Board members noted that the problems identified exist in IAS 37 at present and that the Board should not delay the finalisation of the standard for this potential issue. Board members did not want to move towards existing US GAAP in this area. If, as part of a transition to IFRS, operational issues with respect to the application of this standard were identified, these could be raised with the IASB in the normal manner.
The Board agreed that the standard should not include any measurement requirements for reimbursement rights. However, it should state explicitly that the assumptions used to measure a reimbursement right should be consistent with those used to measure the related liability.
There was some discussion about whether IFRIC 5 Rights to Interests arising from Decommissioning, Restoration and Environmental Rehabilitation Funds should be amended to remove the 'lower of the amount of the decommissioning obligation recognised and the reimbursement right' in paragraph 9. A majority of the Board favoured removing the asset ceiling test from IFRIC 5.
Disclosure of possible obligations
The Board discussed the circumstances in which an entity should disclose information about 'possible obligations' (that is, those for which there is uncertainty about whether an obligation exists, but for which based on current information, management has concluded that the recognition criteria are not met and no liability has been recognised).
The Board agreed that there should be disclosure of possible obligations (subject to materiality) whenever the possibility of the outflow of economic resources is other than remote.
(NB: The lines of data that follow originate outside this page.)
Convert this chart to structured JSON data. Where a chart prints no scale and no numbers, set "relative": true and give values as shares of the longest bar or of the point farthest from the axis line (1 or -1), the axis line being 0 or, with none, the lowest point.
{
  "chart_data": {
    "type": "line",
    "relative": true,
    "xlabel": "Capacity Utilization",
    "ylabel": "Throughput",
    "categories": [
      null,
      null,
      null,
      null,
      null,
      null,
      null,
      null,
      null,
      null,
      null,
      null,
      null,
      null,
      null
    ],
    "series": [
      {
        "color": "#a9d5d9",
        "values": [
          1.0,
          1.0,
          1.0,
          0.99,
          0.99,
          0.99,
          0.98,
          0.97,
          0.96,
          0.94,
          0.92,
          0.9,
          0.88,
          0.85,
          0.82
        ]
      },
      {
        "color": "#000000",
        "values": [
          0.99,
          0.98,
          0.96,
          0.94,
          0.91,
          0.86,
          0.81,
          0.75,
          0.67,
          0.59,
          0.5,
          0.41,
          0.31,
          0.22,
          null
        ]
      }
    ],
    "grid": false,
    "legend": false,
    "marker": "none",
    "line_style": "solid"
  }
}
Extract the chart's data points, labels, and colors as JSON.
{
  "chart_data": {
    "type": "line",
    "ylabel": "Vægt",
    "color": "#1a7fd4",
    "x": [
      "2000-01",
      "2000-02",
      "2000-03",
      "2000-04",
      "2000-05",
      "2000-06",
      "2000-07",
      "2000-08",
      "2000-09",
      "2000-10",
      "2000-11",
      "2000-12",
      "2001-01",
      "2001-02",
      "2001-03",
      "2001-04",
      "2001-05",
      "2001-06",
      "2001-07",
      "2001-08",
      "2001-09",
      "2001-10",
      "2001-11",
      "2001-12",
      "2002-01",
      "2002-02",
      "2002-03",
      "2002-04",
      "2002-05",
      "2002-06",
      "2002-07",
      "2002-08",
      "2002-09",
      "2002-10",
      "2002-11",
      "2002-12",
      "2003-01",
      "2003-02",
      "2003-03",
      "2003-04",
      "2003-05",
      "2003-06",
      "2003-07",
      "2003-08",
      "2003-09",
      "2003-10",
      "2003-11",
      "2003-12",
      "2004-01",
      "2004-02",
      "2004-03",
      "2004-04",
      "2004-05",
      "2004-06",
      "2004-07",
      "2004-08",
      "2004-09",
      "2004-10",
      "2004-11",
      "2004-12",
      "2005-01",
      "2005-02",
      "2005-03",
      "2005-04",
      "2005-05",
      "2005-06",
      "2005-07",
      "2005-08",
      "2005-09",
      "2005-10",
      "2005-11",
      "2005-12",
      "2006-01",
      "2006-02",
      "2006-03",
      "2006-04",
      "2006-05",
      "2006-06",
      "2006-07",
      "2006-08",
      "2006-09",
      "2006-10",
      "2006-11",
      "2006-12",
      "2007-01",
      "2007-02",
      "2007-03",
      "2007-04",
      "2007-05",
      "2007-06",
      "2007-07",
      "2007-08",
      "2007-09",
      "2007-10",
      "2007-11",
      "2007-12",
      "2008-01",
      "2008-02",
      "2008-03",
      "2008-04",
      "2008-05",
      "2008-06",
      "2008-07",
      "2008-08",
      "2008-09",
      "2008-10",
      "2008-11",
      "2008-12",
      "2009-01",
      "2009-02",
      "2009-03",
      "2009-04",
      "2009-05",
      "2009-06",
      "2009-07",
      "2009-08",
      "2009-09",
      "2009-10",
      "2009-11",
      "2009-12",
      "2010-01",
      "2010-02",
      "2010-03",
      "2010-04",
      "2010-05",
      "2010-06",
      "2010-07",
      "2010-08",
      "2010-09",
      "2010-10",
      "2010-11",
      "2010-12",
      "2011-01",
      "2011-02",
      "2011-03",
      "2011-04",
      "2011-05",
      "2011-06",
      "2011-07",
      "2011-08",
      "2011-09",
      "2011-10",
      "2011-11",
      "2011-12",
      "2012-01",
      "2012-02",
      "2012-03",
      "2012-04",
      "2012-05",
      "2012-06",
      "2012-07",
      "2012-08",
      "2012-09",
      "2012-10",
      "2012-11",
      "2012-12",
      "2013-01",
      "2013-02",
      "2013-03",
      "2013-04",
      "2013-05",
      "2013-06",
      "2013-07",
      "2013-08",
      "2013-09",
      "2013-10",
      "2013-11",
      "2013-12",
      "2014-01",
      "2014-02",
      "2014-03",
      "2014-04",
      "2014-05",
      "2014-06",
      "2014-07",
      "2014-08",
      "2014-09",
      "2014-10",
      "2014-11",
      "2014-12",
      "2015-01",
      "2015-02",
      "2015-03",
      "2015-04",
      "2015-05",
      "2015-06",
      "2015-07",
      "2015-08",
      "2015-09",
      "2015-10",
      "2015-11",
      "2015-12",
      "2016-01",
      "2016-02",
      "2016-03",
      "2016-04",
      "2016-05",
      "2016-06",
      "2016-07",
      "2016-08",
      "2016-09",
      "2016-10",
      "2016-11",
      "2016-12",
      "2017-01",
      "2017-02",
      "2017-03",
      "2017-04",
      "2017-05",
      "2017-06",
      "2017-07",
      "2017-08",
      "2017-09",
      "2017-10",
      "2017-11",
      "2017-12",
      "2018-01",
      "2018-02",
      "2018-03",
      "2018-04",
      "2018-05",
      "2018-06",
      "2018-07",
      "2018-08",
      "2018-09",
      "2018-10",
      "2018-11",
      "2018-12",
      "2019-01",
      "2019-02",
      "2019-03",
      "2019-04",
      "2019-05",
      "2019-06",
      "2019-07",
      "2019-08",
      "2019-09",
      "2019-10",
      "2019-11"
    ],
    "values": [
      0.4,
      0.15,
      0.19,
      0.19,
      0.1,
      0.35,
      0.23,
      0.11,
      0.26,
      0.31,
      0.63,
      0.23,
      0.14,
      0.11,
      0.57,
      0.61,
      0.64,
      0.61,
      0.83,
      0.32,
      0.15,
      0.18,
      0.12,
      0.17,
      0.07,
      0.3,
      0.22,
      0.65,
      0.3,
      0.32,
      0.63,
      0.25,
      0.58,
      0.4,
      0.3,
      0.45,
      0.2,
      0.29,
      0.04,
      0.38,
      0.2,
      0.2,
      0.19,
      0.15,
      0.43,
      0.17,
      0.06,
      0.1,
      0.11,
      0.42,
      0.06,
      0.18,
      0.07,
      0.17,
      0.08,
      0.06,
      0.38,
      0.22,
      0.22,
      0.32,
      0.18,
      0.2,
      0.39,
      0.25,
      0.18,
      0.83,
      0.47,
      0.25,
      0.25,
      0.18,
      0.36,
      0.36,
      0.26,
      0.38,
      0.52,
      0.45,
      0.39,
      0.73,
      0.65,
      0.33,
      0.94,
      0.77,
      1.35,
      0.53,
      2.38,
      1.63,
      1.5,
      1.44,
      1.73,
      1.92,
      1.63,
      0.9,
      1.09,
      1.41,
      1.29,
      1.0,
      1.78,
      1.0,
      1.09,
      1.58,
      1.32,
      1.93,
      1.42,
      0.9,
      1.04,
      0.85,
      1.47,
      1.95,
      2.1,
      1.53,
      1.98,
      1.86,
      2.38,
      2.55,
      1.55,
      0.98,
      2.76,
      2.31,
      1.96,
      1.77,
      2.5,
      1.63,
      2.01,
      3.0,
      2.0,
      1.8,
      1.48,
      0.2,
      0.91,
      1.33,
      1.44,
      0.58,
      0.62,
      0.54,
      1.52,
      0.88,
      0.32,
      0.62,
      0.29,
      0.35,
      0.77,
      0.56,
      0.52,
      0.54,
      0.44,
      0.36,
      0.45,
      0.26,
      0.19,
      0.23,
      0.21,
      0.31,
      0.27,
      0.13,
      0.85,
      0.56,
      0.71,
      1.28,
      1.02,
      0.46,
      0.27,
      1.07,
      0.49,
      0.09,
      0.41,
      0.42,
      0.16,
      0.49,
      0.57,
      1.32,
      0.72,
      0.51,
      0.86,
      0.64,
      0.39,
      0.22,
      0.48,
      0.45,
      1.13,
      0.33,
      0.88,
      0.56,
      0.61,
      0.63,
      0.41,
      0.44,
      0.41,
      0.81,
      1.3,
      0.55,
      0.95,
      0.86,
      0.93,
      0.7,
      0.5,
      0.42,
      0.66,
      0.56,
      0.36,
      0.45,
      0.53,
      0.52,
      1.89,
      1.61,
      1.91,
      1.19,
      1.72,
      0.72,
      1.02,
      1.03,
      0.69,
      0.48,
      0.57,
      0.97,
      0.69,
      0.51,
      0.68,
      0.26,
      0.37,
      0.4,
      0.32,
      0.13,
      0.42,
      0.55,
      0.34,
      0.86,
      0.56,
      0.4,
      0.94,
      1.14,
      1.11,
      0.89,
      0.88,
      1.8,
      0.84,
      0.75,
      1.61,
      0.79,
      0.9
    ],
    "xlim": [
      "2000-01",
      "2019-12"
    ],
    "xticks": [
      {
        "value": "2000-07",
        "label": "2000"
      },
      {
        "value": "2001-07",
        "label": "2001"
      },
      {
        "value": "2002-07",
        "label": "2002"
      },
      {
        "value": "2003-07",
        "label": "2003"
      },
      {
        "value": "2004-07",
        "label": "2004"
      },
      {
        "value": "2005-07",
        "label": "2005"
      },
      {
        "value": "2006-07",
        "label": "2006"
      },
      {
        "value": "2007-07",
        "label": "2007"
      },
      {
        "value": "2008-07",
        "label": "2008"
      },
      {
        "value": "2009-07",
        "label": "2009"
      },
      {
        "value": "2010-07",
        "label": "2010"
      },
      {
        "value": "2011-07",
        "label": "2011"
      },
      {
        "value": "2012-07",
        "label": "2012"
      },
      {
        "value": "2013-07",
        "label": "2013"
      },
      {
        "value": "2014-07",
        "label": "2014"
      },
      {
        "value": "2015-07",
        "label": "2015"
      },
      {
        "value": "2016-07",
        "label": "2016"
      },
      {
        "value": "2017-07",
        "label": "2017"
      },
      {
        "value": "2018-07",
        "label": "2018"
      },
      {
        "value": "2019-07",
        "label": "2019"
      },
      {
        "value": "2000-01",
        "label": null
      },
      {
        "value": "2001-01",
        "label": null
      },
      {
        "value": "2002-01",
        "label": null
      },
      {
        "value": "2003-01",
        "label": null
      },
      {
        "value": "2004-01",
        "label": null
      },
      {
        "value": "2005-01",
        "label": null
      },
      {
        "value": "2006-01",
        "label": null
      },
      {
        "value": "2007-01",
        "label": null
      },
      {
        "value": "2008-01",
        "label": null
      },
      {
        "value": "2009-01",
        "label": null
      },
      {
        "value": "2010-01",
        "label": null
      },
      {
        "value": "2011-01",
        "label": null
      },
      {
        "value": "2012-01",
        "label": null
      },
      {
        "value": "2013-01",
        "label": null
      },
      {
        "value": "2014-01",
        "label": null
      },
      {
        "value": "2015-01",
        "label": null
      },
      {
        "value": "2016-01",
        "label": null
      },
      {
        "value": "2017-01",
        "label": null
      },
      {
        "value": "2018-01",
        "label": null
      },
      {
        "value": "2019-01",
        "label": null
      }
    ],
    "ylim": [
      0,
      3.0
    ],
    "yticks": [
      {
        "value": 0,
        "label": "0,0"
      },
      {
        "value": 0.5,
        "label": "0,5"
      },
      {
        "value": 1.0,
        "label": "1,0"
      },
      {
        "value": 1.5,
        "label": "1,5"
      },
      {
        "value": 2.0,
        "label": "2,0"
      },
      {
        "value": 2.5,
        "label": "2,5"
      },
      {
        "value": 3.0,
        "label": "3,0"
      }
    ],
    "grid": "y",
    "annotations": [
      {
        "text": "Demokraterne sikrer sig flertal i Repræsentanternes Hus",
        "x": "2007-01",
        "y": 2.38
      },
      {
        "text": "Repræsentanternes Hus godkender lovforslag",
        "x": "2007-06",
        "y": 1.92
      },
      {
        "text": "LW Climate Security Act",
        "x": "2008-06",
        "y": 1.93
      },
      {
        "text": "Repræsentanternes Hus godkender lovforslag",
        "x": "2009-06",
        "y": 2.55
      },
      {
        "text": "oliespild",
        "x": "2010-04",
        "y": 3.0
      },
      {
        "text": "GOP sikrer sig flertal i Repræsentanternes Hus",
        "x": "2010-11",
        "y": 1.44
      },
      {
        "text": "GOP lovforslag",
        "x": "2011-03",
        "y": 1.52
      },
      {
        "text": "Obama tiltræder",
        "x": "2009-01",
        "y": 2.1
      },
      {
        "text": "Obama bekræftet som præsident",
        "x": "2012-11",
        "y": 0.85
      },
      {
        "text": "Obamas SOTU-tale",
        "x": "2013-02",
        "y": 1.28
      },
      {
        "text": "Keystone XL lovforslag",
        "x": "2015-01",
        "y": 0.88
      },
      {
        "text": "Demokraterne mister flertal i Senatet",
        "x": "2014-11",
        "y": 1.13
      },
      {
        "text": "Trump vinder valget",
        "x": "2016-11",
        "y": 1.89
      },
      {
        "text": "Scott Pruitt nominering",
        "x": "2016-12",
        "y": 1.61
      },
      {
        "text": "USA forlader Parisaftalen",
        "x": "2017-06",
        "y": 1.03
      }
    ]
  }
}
The Board agreed that in such circumstances, an entity would disclose:
- a description of the circumstances;
- an indication of the financial effects;
- an indication of uncertainties relating to the amounts or timing of any outflow of economic benefits; and
- the possibility of any reimbursement.
The staff presented a 'refined analysis' of the attributes of stand-ready obligations and the circumstances in which they might arise. Board members were generally content with the revised analysis and supported its use in the drafting of the standard and related application guidance. In particular, some Board members thought it was very helpful to them in distinguishing stand-ready obligations and 'incurred but not reported' obligations. The Board agreed that the staff paper reflected correctly the Board's conclusions.